A ideia singela de que, enquanto lembrarmos de nossos mortos, eles viverão num lugar lindo, cheio de alegria e esperança de reencontro. “A terra dos lembrados”.
Hoje é dia dos mortos. Mais do que nunca desejo que estes meus amados estejam bem, abraçados por todo o amor de quem ficou aqui.
Neste momento de transformação, aprecio profundamente o legado destes anjos que me guardam, dia após dia.
Minha forma de lembrar é agradecer. Para que seja dia de festa na “Terra dos Lembrados”. Para que o amor por eles ilumine o meu coração saudoso.
A primeira pessoa que perdi foi tio Itê. Eu tinha cinco anos. Um afeto importante na minha vidinha de criança. Lembro que esperá-lo era um acontecimento. Com suas histórias, criatividade e bom humor.
Os anos se passaram. E veio a maior dor de todas. Perder minha avó Regina, colo infinito, meu continente, amor incondicional. Ainda sinto sua presença velando meu sono, minha rainha. Lembro dos passeios na Avenida Pelinca, comprar poquinha no Laura, os lanches de pão com manteiga e queijo prato. Mais tarde, os bons conselhos, a acolhida para o coração adolescente. Entre tantas, tantas memórias, foi ela quem abriu a caixa mágica das palavras, presenteando-me com uma caixa cheia de meus livrinhos cor-de-rosa, aos nove anos.
Apenas quarenta dias depois, meu avô com açúcar, vovô Celso, partiu também. Esteio de minha infância, inspiração da minha vida adulta. Lembro das coca-colas depois de visitar a roça com ele. O bom humor. A resiliência de quem comprou sua fazenda aos setenta anos. A humildade, a justiça, o chá com biscoito cream cracker, à tarde.
Depois, a centenária vovó Aída. Alma de artista, espírito de luz. Ah, se eu soubesse o que sei hoje, como haveria bebido mais de sua fonte… Ela que me ensinou sobre o poder purificador da água. Como sabia das coisas por vir. Dela lembro das conversas, do olhar amigo, de um quadro que “se transformava” e da convicção inesperada que irrompia de seu corpo frágil.
Anos depois, vovó Gisela foi reencontrar o marido. Sua morte acordou um chamado de mudança. “Gisela viveu todos seus talentos”. E fui buscar os meus. Vovó do rangido do assoalho de manhã, a última a se sentar. Vovó Gisa, dos quindins e do batom e água de alfazema. Vó Gisa, da mesa farta, do coração indômito, da inteligência brilhante e determinada.
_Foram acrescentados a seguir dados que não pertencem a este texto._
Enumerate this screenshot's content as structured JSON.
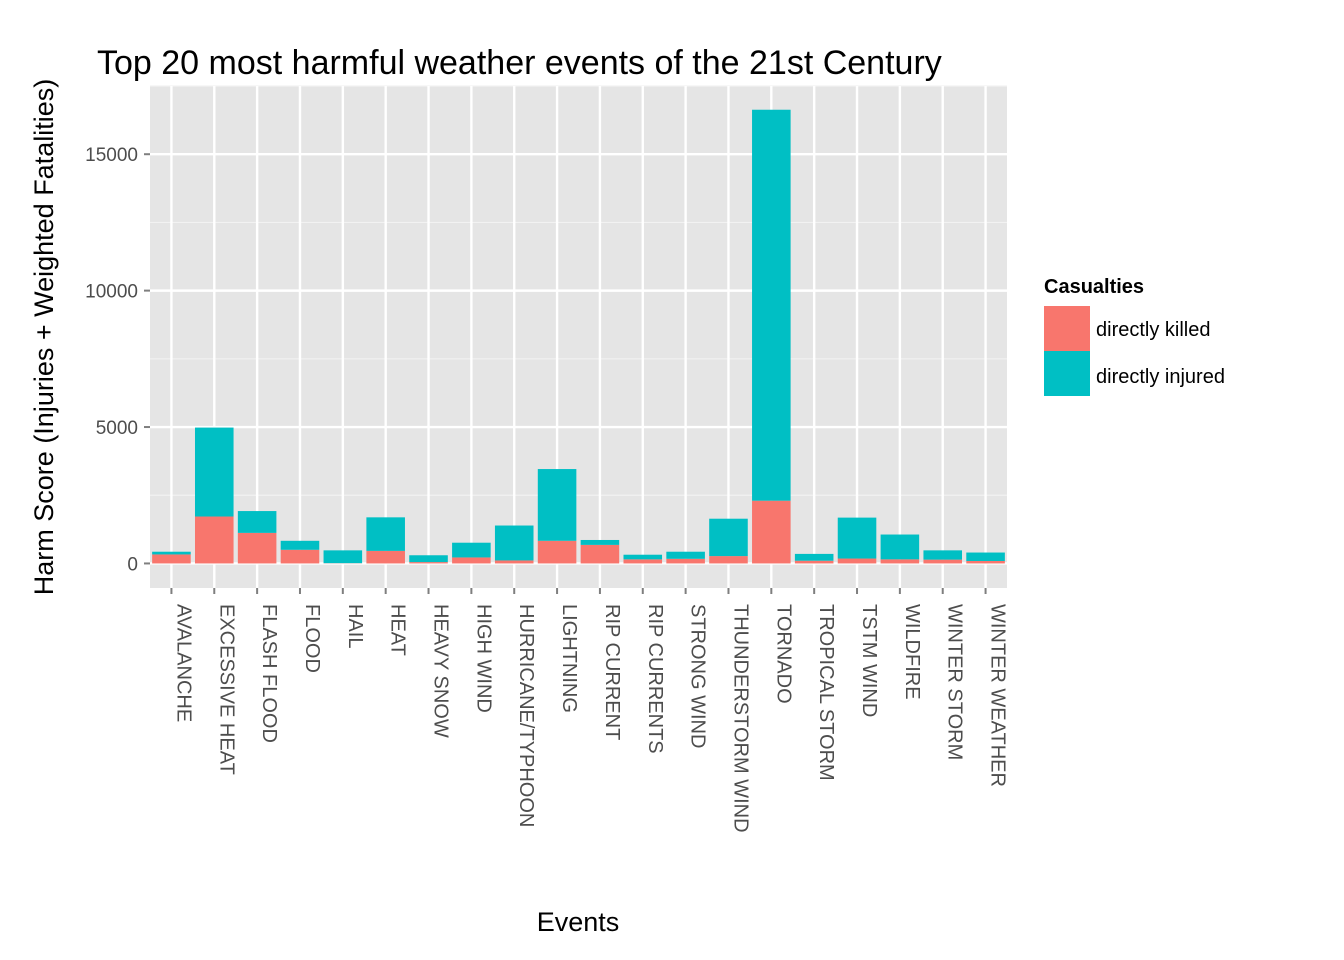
{
  "chart_data": {
    "type": "bar",
    "stacked": true,
    "title": "Top 20 most harmful weather events of the 21st Century",
    "xlabel": "Events",
    "ylabel": "Harm Score (Injuries + Weighted Fatalities)",
    "ylim": [
      -900,
      17500
    ],
    "yticks": [
      0,
      5000,
      10000,
      15000
    ],
    "grid": true,
    "legend": {
      "title": "Casualties",
      "placement": "right",
      "entries": [
        "directly killed",
        "directly injured"
      ]
    },
    "categories": [
      "AVALANCHE",
      "EXCESSIVE HEAT",
      "FLASH FLOOD",
      "FLOOD",
      "HAIL",
      "HEAT",
      "HEAVY SNOW",
      "HIGH WIND",
      "HURRICANE/TYPHOON",
      "LIGHTNING",
      "RIP CURRENT",
      "RIP CURRENTS",
      "STRONG WIND",
      "THUNDERSTORM WIND",
      "TORNADO",
      "TROPICAL STORM",
      "TSTM WIND",
      "WILDFIRE",
      "WINTER STORM",
      "WINTER WEATHER"
    ],
    "series": [
      {
        "name": "directly killed",
        "color": "#F8766D",
        "values": [
          330,
          1720,
          1120,
          500,
          10,
          460,
          50,
          220,
          110,
          830,
          680,
          150,
          170,
          270,
          2300,
          100,
          180,
          150,
          140,
          90
        ]
      },
      {
        "name": "directly injured",
        "color": "#00BFC4",
        "values": [
          100,
          3260,
          800,
          330,
          470,
          1230,
          250,
          540,
          1280,
          2630,
          180,
          170,
          260,
          1370,
          14330,
          250,
          1500,
          910,
          340,
          310
        ]
      }
    ]
  }
}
Então foi a vez de tio Márcio, Amor-Continente. A primeira morte enfrentada de olhos bem abertos, acompanhada de perto. Uma voz de trovão retumbando no peito. Referência de ética, amor à família, firmeza nas horas difíceis.
Por último, Eliane. Amiga recente, mas de tamanha intensidade. Nos víamos quase toda a semana. Ela me orientou no caminho espiritual, me apresentou tantos recursos de cura. Ensinou-me também a prudência com o cuidar do outro.
Há muitos outros mortos queridos ou significativos. Tio Dario, tio Geio, Tia Maria, Tia Neni, Ben, Chiquinho e muitos mais. Tantos nomes.
Hoje, mais que nunca, os recordo. Sem tristeza. Gratidão e a certeza de que tudo tem seu tempo e lugar. O deles, agora, é em outro mundo, velando o meu.